Taşınmaz bir iş yerinin ya da konutun kira artış oranında tarafların bir tutarda anlaşmaya varamamış olması gerekir. Öncelikli olan kira tespit davası açılma şartı budur. Ek olarak kira tespit davası açabilmek için ihtar şartı mecbur değildir. Ancak ihtar mahkemenin bitiminde belirlenmiş olan oranın ya da kira miktarının uygulanacağı süre sınırlamasında önemlidir. Kira sözleşmesinin beş yılı doldurmasına belli bir süre kala (en az otuz gün) ihtarname çekilirse kira bedeli yeni kira döneminden itibaren geçerlilik kazanır.
Açılan kira tespit davası sonrasında mahkemede hakim tarafından belirlenen kira artış oranına ve tutarına uyulması zorunludur. Eğer belirtilen otuz günlük süre içinde ihtarname de çekilmemişse dava sonucunda belirlenen rakam geçerli olur. Kira tespit davası dahilinde kira bedeli belirlemek için bazı kriterler esas alınır.
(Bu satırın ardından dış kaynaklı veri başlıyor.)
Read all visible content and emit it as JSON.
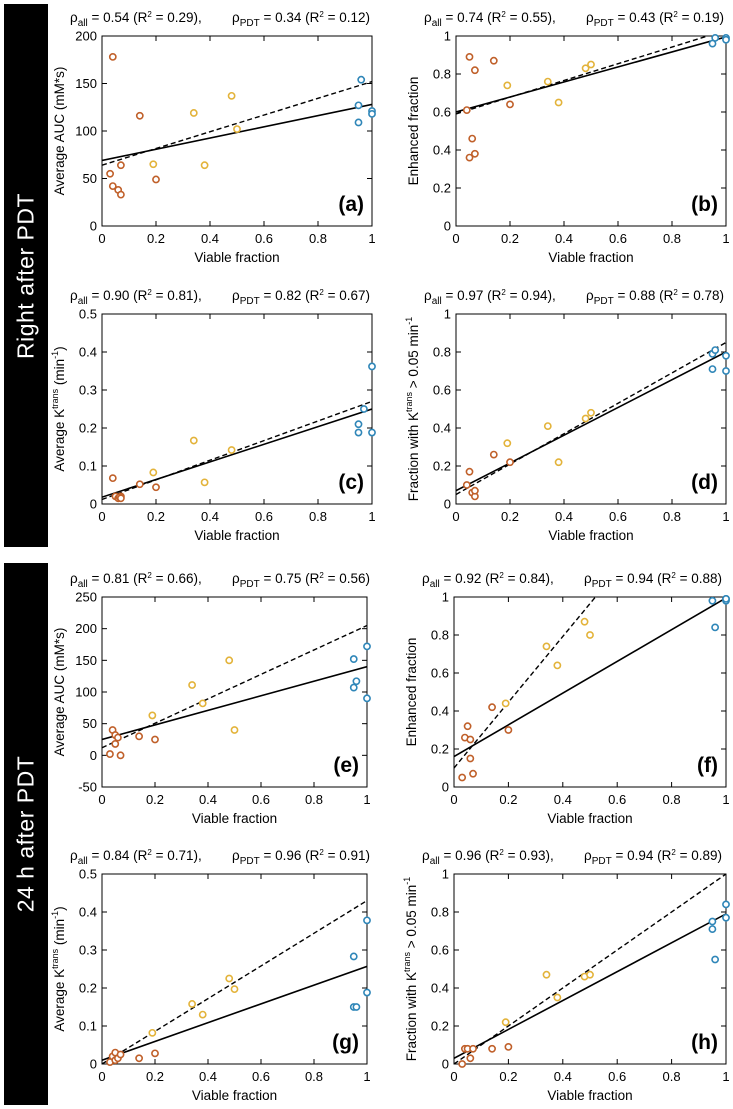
{
  "side_labels": {
    "top": "Right after PDT",
    "bottom": "24 h after PDT"
  },
  "colors": {
    "orange_dark": "#c0602a",
    "yellow": "#e3b33a",
    "blue": "#2f86b8",
    "line": "#000000"
  },
  "chart_data": [
    {
      "id": "a",
      "type": "scatter",
      "label": "(a)",
      "stats": {
        "all_rho": "0.54",
        "all_r2": "0.29",
        "pdt_rho": "0.34",
        "pdt_r2": "0.12"
      },
      "xlabel": "Viable fraction",
      "ylabel": "Average AUC (mM*s)",
      "xlim": [
        0,
        1
      ],
      "ylim": [
        0,
        200
      ],
      "xticks": [
        "0",
        "0.2",
        "0.4",
        "0.6",
        "0.8",
        "1"
      ],
      "yticks": [
        "0",
        "50",
        "100",
        "150",
        "200"
      ],
      "series": [
        {
          "name": "low",
          "color": "#c0602a",
          "points": [
            [
              0.04,
              178
            ],
            [
              0.14,
              116
            ],
            [
              0.03,
              55
            ],
            [
              0.04,
              42
            ],
            [
              0.06,
              38
            ],
            [
              0.07,
              33
            ],
            [
              0.07,
              64
            ],
            [
              0.2,
              49
            ]
          ]
        },
        {
          "name": "mid",
          "color": "#e3b33a",
          "points": [
            [
              0.19,
              65
            ],
            [
              0.34,
              119
            ],
            [
              0.38,
              64
            ],
            [
              0.48,
              137
            ],
            [
              0.5,
              102
            ]
          ]
        },
        {
          "name": "high",
          "color": "#2f86b8",
          "points": [
            [
              0.95,
              127
            ],
            [
              0.95,
              109
            ],
            [
              0.96,
              154
            ],
            [
              1.0,
              121
            ],
            [
              1.0,
              118
            ]
          ]
        }
      ],
      "fit_solid": [
        [
          0,
          69
        ],
        [
          1,
          128
        ]
      ],
      "fit_dashed": [
        [
          0,
          64
        ],
        [
          1,
          152
        ]
      ]
    },
    {
      "id": "b",
      "type": "scatter",
      "label": "(b)",
      "stats": {
        "all_rho": "0.74",
        "all_r2": "0.55",
        "pdt_rho": "0.43",
        "pdt_r2": "0.19"
      },
      "xlabel": "Viable fraction",
      "ylabel": "Enhanced fraction",
      "xlim": [
        0,
        1
      ],
      "ylim": [
        0,
        1
      ],
      "xticks": [
        "0",
        "0.2",
        "0.4",
        "0.6",
        "0.8",
        "1"
      ],
      "yticks": [
        "0",
        "0.2",
        "0.4",
        "0.6",
        "0.8",
        "1"
      ],
      "series": [
        {
          "name": "low",
          "color": "#c0602a",
          "points": [
            [
              0.04,
              0.61
            ],
            [
              0.05,
              0.89
            ],
            [
              0.07,
              0.82
            ],
            [
              0.14,
              0.87
            ],
            [
              0.05,
              0.36
            ],
            [
              0.06,
              0.46
            ],
            [
              0.07,
              0.38
            ],
            [
              0.2,
              0.64
            ]
          ]
        },
        {
          "name": "mid",
          "color": "#e3b33a",
          "points": [
            [
              0.19,
              0.74
            ],
            [
              0.34,
              0.76
            ],
            [
              0.38,
              0.65
            ],
            [
              0.48,
              0.83
            ],
            [
              0.5,
              0.85
            ]
          ]
        },
        {
          "name": "high",
          "color": "#2f86b8",
          "points": [
            [
              0.95,
              0.96
            ],
            [
              0.96,
              0.99
            ],
            [
              1.0,
              0.99
            ],
            [
              1.0,
              0.98
            ]
          ]
        }
      ],
      "fit_solid": [
        [
          0,
          0.6
        ],
        [
          1,
          0.995
        ]
      ],
      "fit_dashed": [
        [
          0,
          0.59
        ],
        [
          1,
          1.03
        ]
      ]
    },
    {
      "id": "c",
      "type": "scatter",
      "label": "(c)",
      "stats": {
        "all_rho": "0.90",
        "all_r2": "0.81",
        "pdt_rho": "0.82",
        "pdt_r2": "0.67"
      },
      "xlabel": "Viable fraction",
      "ylabel": "Average K",
      "ylabel_sup": "trans",
      "ylabel_tail": " (min",
      "ylabel_tail_sup": "-1",
      "ylabel_close": ")",
      "xlim": [
        0,
        1
      ],
      "ylim": [
        0,
        0.5
      ],
      "xticks": [
        "0",
        "0.2",
        "0.4",
        "0.6",
        "0.8",
        "1"
      ],
      "yticks": [
        "0",
        "0.1",
        "0.2",
        "0.3",
        "0.4",
        "0.5"
      ],
      "series": [
        {
          "name": "low",
          "color": "#c0602a",
          "points": [
            [
              0.04,
              0.068
            ],
            [
              0.05,
              0.02
            ],
            [
              0.06,
              0.015
            ],
            [
              0.07,
              0.02
            ],
            [
              0.14,
              0.052
            ],
            [
              0.2,
              0.044
            ],
            [
              0.065,
              0.018
            ],
            [
              0.07,
              0.015
            ]
          ]
        },
        {
          "name": "mid",
          "color": "#e3b33a",
          "points": [
            [
              0.19,
              0.083
            ],
            [
              0.34,
              0.167
            ],
            [
              0.38,
              0.057
            ],
            [
              0.48,
              0.142
            ]
          ]
        },
        {
          "name": "high",
          "color": "#2f86b8",
          "points": [
            [
              0.95,
              0.21
            ],
            [
              0.95,
              0.188
            ],
            [
              0.97,
              0.25
            ],
            [
              1.0,
              0.362
            ],
            [
              1.0,
              0.188
            ]
          ]
        }
      ],
      "fit_solid": [
        [
          0,
          0.018
        ],
        [
          1,
          0.25
        ]
      ],
      "fit_dashed": [
        [
          0,
          0.012
        ],
        [
          1,
          0.27
        ]
      ]
    },
    {
      "id": "d",
      "type": "scatter",
      "label": "(d)",
      "stats": {
        "all_rho": "0.97",
        "all_r2": "0.94",
        "pdt_rho": "0.88",
        "pdt_r2": "0.78"
      },
      "xlabel": "Viable fraction",
      "ylabel": "Fraction with K",
      "ylabel_sup": "trans",
      "ylabel_tail": " > 0.05 min",
      "ylabel_tail_sup": "-1",
      "ylabel_close": "",
      "xlim": [
        0,
        1
      ],
      "ylim": [
        0,
        1
      ],
      "xticks": [
        "0",
        "0.2",
        "0.4",
        "0.6",
        "0.8",
        "1"
      ],
      "yticks": [
        "0",
        "0.2",
        "0.4",
        "0.6",
        "0.8",
        "1"
      ],
      "series": [
        {
          "name": "low",
          "color": "#c0602a",
          "points": [
            [
              0.04,
              0.1
            ],
            [
              0.05,
              0.17
            ],
            [
              0.06,
              0.06
            ],
            [
              0.07,
              0.04
            ],
            [
              0.07,
              0.07
            ],
            [
              0.14,
              0.26
            ],
            [
              0.2,
              0.22
            ]
          ]
        },
        {
          "name": "mid",
          "color": "#e3b33a",
          "points": [
            [
              0.19,
              0.32
            ],
            [
              0.34,
              0.41
            ],
            [
              0.38,
              0.22
            ],
            [
              0.48,
              0.45
            ],
            [
              0.5,
              0.48
            ]
          ]
        },
        {
          "name": "high",
          "color": "#2f86b8",
          "points": [
            [
              0.95,
              0.79
            ],
            [
              0.95,
              0.71
            ],
            [
              0.96,
              0.81
            ],
            [
              1.0,
              0.78
            ],
            [
              1.0,
              0.7
            ]
          ]
        }
      ],
      "fit_solid": [
        [
          0,
          0.07
        ],
        [
          1,
          0.8
        ]
      ],
      "fit_dashed": [
        [
          0,
          0.05
        ],
        [
          1,
          0.85
        ]
      ]
    },
    {
      "id": "e",
      "type": "scatter",
      "label": "(e)",
      "stats": {
        "all_rho": "0.81",
        "all_r2": "0.66",
        "pdt_rho": "0.75",
        "pdt_r2": "0.56"
      },
      "xlabel": "Viable fraction",
      "ylabel": "Average AUC (mM*s)",
      "xlim": [
        0,
        1
      ],
      "ylim": [
        -50,
        250
      ],
      "xticks": [
        "0",
        "0.2",
        "0.4",
        "0.6",
        "0.8",
        "1"
      ],
      "yticks": [
        "-50",
        "0",
        "50",
        "100",
        "150",
        "200",
        "250"
      ],
      "series": [
        {
          "name": "low",
          "color": "#c0602a",
          "points": [
            [
              0.03,
              2
            ],
            [
              0.04,
              40
            ],
            [
              0.05,
              18
            ],
            [
              0.05,
              32
            ],
            [
              0.06,
              28
            ],
            [
              0.07,
              0
            ],
            [
              0.14,
              30
            ],
            [
              0.2,
              25
            ]
          ]
        },
        {
          "name": "mid",
          "color": "#e3b33a",
          "points": [
            [
              0.19,
              63
            ],
            [
              0.34,
              111
            ],
            [
              0.38,
              82
            ],
            [
              0.48,
              150
            ],
            [
              0.5,
              40
            ]
          ]
        },
        {
          "name": "high",
          "color": "#2f86b8",
          "points": [
            [
              0.95,
              107
            ],
            [
              0.95,
              152
            ],
            [
              0.96,
              117
            ],
            [
              1.0,
              172
            ],
            [
              1.0,
              90
            ]
          ]
        }
      ],
      "fit_solid": [
        [
          0,
          25
        ],
        [
          1,
          140
        ]
      ],
      "fit_dashed": [
        [
          0,
          12
        ],
        [
          1,
          205
        ]
      ]
    },
    {
      "id": "f",
      "type": "scatter",
      "label": "(f)",
      "stats": {
        "all_rho": "0.92",
        "all_r2": "0.84",
        "pdt_rho": "0.94",
        "pdt_r2": "0.88"
      },
      "xlabel": "Viable fraction",
      "ylabel": "Enhanced fraction",
      "xlim": [
        0,
        1
      ],
      "ylim": [
        0,
        1
      ],
      "xticks": [
        "0",
        "0.2",
        "0.4",
        "0.6",
        "0.8",
        "1"
      ],
      "yticks": [
        "0",
        "0.2",
        "0.4",
        "0.6",
        "0.8",
        "1"
      ],
      "series": [
        {
          "name": "low",
          "color": "#c0602a",
          "points": [
            [
              0.03,
              0.05
            ],
            [
              0.04,
              0.26
            ],
            [
              0.05,
              0.32
            ],
            [
              0.06,
              0.15
            ],
            [
              0.06,
              0.25
            ],
            [
              0.07,
              0.07
            ],
            [
              0.14,
              0.42
            ],
            [
              0.2,
              0.3
            ]
          ]
        },
        {
          "name": "mid",
          "color": "#e3b33a",
          "points": [
            [
              0.19,
              0.44
            ],
            [
              0.34,
              0.74
            ],
            [
              0.38,
              0.64
            ],
            [
              0.48,
              0.87
            ],
            [
              0.5,
              0.8
            ]
          ]
        },
        {
          "name": "high",
          "color": "#2f86b8",
          "points": [
            [
              0.95,
              0.98
            ],
            [
              0.96,
              0.84
            ],
            [
              1.0,
              0.99
            ],
            [
              1.0,
              0.98
            ],
            [
              1.0,
              0.99
            ]
          ]
        }
      ],
      "fit_solid": [
        [
          0,
          0.16
        ],
        [
          1,
          0.995
        ]
      ],
      "fit_dashed": [
        [
          0,
          0.1
        ],
        [
          0.52,
          1.0
        ]
      ]
    },
    {
      "id": "g",
      "type": "scatter",
      "label": "(g)",
      "stats": {
        "all_rho": "0.84",
        "all_r2": "0.71",
        "pdt_rho": "0.96",
        "pdt_r2": "0.91"
      },
      "xlabel": "Viable fraction",
      "ylabel": "Average K",
      "ylabel_sup": "trans",
      "ylabel_tail": " (min",
      "ylabel_tail_sup": "-1",
      "ylabel_close": ")",
      "xlim": [
        0,
        1
      ],
      "ylim": [
        0,
        0.5
      ],
      "xticks": [
        "0",
        "0.2",
        "0.4",
        "0.6",
        "0.8",
        "1"
      ],
      "yticks": [
        "0",
        "0.1",
        "0.2",
        "0.3",
        "0.4",
        "0.5"
      ],
      "series": [
        {
          "name": "low",
          "color": "#c0602a",
          "points": [
            [
              0.03,
              0.005
            ],
            [
              0.04,
              0.02
            ],
            [
              0.05,
              0.03
            ],
            [
              0.05,
              0.01
            ],
            [
              0.06,
              0.015
            ],
            [
              0.07,
              0.025
            ],
            [
              0.14,
              0.015
            ],
            [
              0.2,
              0.028
            ]
          ]
        },
        {
          "name": "mid",
          "color": "#e3b33a",
          "points": [
            [
              0.19,
              0.082
            ],
            [
              0.34,
              0.158
            ],
            [
              0.38,
              0.13
            ],
            [
              0.48,
              0.225
            ],
            [
              0.5,
              0.197
            ]
          ]
        },
        {
          "name": "high",
          "color": "#2f86b8",
          "points": [
            [
              0.95,
              0.283
            ],
            [
              0.95,
              0.15
            ],
            [
              0.96,
              0.15
            ],
            [
              1.0,
              0.378
            ],
            [
              1.0,
              0.188
            ]
          ]
        }
      ],
      "fit_solid": [
        [
          0,
          0.01
        ],
        [
          1,
          0.257
        ]
      ],
      "fit_dashed": [
        [
          0,
          0.0
        ],
        [
          1,
          0.43
        ]
      ]
    },
    {
      "id": "h",
      "type": "scatter",
      "label": "(h)",
      "stats": {
        "all_rho": "0.96",
        "all_r2": "0.93",
        "pdt_rho": "0.94",
        "pdt_r2": "0.89"
      },
      "xlabel": "Viable fraction",
      "ylabel": "Fraction with K",
      "ylabel_sup": "trans",
      "ylabel_tail": " > 0.05 min",
      "ylabel_tail_sup": "-1",
      "ylabel_close": "",
      "xlim": [
        0,
        1
      ],
      "ylim": [
        0,
        1
      ],
      "xticks": [
        "0",
        "0.2",
        "0.4",
        "0.6",
        "0.8",
        "1"
      ],
      "yticks": [
        "0",
        "0.2",
        "0.4",
        "0.6",
        "0.8",
        "1"
      ],
      "series": [
        {
          "name": "low",
          "color": "#c0602a",
          "points": [
            [
              0.03,
              0.0
            ],
            [
              0.04,
              0.08
            ],
            [
              0.05,
              0.08
            ],
            [
              0.06,
              0.03
            ],
            [
              0.07,
              0.08
            ],
            [
              0.14,
              0.08
            ],
            [
              0.2,
              0.09
            ]
          ]
        },
        {
          "name": "mid",
          "color": "#e3b33a",
          "points": [
            [
              0.19,
              0.22
            ],
            [
              0.34,
              0.47
            ],
            [
              0.38,
              0.35
            ],
            [
              0.48,
              0.46
            ],
            [
              0.5,
              0.47
            ]
          ]
        },
        {
          "name": "high",
          "color": "#2f86b8",
          "points": [
            [
              0.95,
              0.71
            ],
            [
              0.95,
              0.75
            ],
            [
              0.96,
              0.55
            ],
            [
              1.0,
              0.84
            ],
            [
              1.0,
              0.77
            ]
          ]
        }
      ],
      "fit_solid": [
        [
          0,
          0.03
        ],
        [
          1,
          0.79
        ]
      ],
      "fit_dashed": [
        [
          0,
          0.0
        ],
        [
          1,
          1.0
        ]
      ]
    }
  ]
}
Öncelikli olarak kira artış oranı konusunda anlaşma sağlanamayan taşınmazın benzerlerinin mevcut kira bedelleri göz önünde bulundurulur. Bir diğer kriter de bahsi geçen taşınmazın durumudur.
Kira tespit davaları, mevcut bir iş yerinin ya da konutun kiracısı ile resmi mülk sahibi olan kişinin arasındaki kira artış oranı konusunda anlaşma sağlanamadığı durumlarda açılabilen bir davadır. Dava açabilmek için kira sözleşmesinin belli bir süreyi doldurmuş olması şartı aranmaz. Ancak bu davaların açılabilmesi mevcut zaman dilimi için mümkün olur. Geriye dönük olarak kira tespit davası açılamaz.